The Impossible Return: Saïd Hamich's Return to Bollène
Return to Bollene, Saïd Hamich (2017)
Return to Bollene is Saïd Hamich's first feature film, yet the young director is hardly a stranger to the film profession— after graduating in film production from the Fémis in Paris, he became an executive producer on a variety of well-regarded films, including Boris Lojkine's Hope, and both founded Barney Production, his own production company in France, and partnered with Montfleuri Production in Casablanca. Through these entities Hamich has produced fifteen shorts for international directors including, most notably, Zakaria by critically acclaimed Tunisian filmmaker Leyla Bouzid— who later went on to direct her first feature, As I Open My Eyes—for which he received the award for best producer at the Abu Dhabi International Film Festival in 2013. His portfolio as producer also lists several features by award-winning filmmakers including two critically acclaimed films by fellow Moroccans: Nabil Ayouch's Much Loved and Faouzi Bensaidi's Volubilis. Hamich is emphatic that he will keep producing, although he would welcome the possibility of another directing experience if, once again, a subject comes to him with the urgency Return to Bollene did (1).
While not strictly autobiographical, Return to Bollene has personal significance for the director, who also wrote the script and produced the film. Born in Fez, Morocco, in 1986, Hamich moved with his parents to the South of France and lived with his mother for three years in Bollène while attending high school, before leaving to study cinema production in Paris. Hence protagonist Nassim's return to Bollène is also Saïd's return to Bollène, even if the convergent circuit of protagonist and director might well end there. Hamich insists that the film's personal dimension consists in his take on French suburbs and the banlieue films he accuses of always treating the topic of marginalized communities in French suburbs in a dramatic fashion, reducing them to the rehashed narratives of drugs and violence, without paying attention to the personal, individual dimensions of the their lives. The clichéd tropes of banlieue films since Mathieu Kassovitz's 1995 Hatred / La Haine are definitely absent here— gone the gangs of Banlieue 13 / District (Pierre Morel, 2004), the detectives of De l'autre côté du périph / On the Other Side of the Tracks (Bertrand Tavernier, 2012), the sex and violence of Girlhood / Bande de filles (Céline Sciamma, 2014), or the drugs of Divines (Houda Benyamina, 2016). In Return to Bollene, Hamich "wanted to film the France— my France— that never gets shown at the movies… through one character and his family," adding that it was important for him to film in his old town.

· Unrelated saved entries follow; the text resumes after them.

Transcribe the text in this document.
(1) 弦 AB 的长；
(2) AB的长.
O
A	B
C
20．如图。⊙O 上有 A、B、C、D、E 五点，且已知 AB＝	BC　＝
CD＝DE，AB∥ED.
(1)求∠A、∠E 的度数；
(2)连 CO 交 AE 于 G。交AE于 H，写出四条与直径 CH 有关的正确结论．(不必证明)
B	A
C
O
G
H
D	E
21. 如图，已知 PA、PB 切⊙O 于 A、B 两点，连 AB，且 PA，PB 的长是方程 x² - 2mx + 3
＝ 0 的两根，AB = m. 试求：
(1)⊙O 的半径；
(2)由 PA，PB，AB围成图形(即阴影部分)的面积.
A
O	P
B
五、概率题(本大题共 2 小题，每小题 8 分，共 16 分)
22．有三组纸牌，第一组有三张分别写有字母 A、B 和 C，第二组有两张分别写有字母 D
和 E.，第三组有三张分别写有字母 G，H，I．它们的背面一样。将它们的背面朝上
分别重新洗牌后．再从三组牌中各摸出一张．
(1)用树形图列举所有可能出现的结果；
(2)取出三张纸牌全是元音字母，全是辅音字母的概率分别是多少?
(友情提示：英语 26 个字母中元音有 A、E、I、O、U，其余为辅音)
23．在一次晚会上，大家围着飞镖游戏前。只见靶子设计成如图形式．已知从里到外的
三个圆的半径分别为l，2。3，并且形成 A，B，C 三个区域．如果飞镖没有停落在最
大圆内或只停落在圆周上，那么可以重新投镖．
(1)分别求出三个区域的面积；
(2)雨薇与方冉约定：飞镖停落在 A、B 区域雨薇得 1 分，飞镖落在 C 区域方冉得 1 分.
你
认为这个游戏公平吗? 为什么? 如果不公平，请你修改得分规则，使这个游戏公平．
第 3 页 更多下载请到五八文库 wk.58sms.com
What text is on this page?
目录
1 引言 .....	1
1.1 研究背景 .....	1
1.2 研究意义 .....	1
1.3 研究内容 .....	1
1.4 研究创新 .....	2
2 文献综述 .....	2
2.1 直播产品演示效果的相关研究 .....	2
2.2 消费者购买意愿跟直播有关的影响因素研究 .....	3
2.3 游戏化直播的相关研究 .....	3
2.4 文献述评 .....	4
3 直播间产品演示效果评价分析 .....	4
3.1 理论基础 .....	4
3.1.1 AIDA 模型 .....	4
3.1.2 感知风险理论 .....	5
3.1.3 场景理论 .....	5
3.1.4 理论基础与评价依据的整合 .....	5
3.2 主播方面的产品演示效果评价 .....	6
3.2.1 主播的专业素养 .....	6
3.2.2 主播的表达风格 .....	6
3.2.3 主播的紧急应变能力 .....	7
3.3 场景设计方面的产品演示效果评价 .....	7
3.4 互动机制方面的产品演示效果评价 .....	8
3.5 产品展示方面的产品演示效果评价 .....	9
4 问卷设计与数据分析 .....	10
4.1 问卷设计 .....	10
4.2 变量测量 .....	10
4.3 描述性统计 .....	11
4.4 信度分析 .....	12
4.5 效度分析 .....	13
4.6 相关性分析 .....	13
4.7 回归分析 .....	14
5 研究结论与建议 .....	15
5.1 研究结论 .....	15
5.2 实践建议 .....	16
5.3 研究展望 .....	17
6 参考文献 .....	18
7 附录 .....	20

Return to Bollene, Saïd Hamich (2017)
Bollène is rather typical of the Provence region of France in its recent political veering to the right and its abandonment of the population it 'hosts' in derelict projects that sprawl into cold, nondescript suburbs. Marie-Claude Bompart, who has been the city's mayor since 2008, co-founded the League of the South with her husband, Jacques Bompart, mayor of Orange. The League's ideology is founded on a pure Provençal and Catholic identity— as opposed to the Front National's French identity— to defend against encroachments by the ‘outside' at all costs. Among other bizarre racist, xenophobic and homophobic statements, the League of the South calls for the closing of French borders to block all foreigners from entering (2). Although Saïd Hamich clearly locates his film against the social and political backdrop of Bollène, he does not film the very real issues of the region frontally, but rather lets them filter through his main character's private story. By focusing on Nassim's perspective of the city as he meanders through his old neighborhood, rather than on the squalor of the projects and their various ills, Hamich avoids the pitfalls of banlieue filmic narratives.
The film follows Nassim, a well-to-do thirty-something, who returns to visit his mother and siblings in Bollène after spending four years in Abu Dhabi. He has an American girlfriend, Elisabeth, whom he introduces to his mother and siblings as his fiancée. He appears as a visitor in a distantly remembered city rather than an Odyssean character returning to family and old haunts. Some people have not changed, like his half-brother, but others have been completely transformed during his absence— his revered history teacher, who was once a die-hard Marxist, now belongs to the League of the South. Nassim clearly has shed his Bollène skin, as he freely admits to his sister: "I don't want to be an Arab from Bollène." In fact, the very first images of the film show the tall towers of Abu Dhabi by night and its famous Bab al Qasr hotel, as Nassim takes in the gliding view from a taxi en route to the airport. Already, his refusal to be 'an Arab from Bollène' manifests in his English response to the Arab-speaking cabdriver and his phone-call to his girlfriend whom he will meet in Paris at the Train Bleu, a posh restaurant at Gare de Lyon. When he and Elisabeth arrive in Bollène, they do not go to his family home but to a hotel, much to his mother’s chagrin. Nassim wishes to avoid his father at all costs.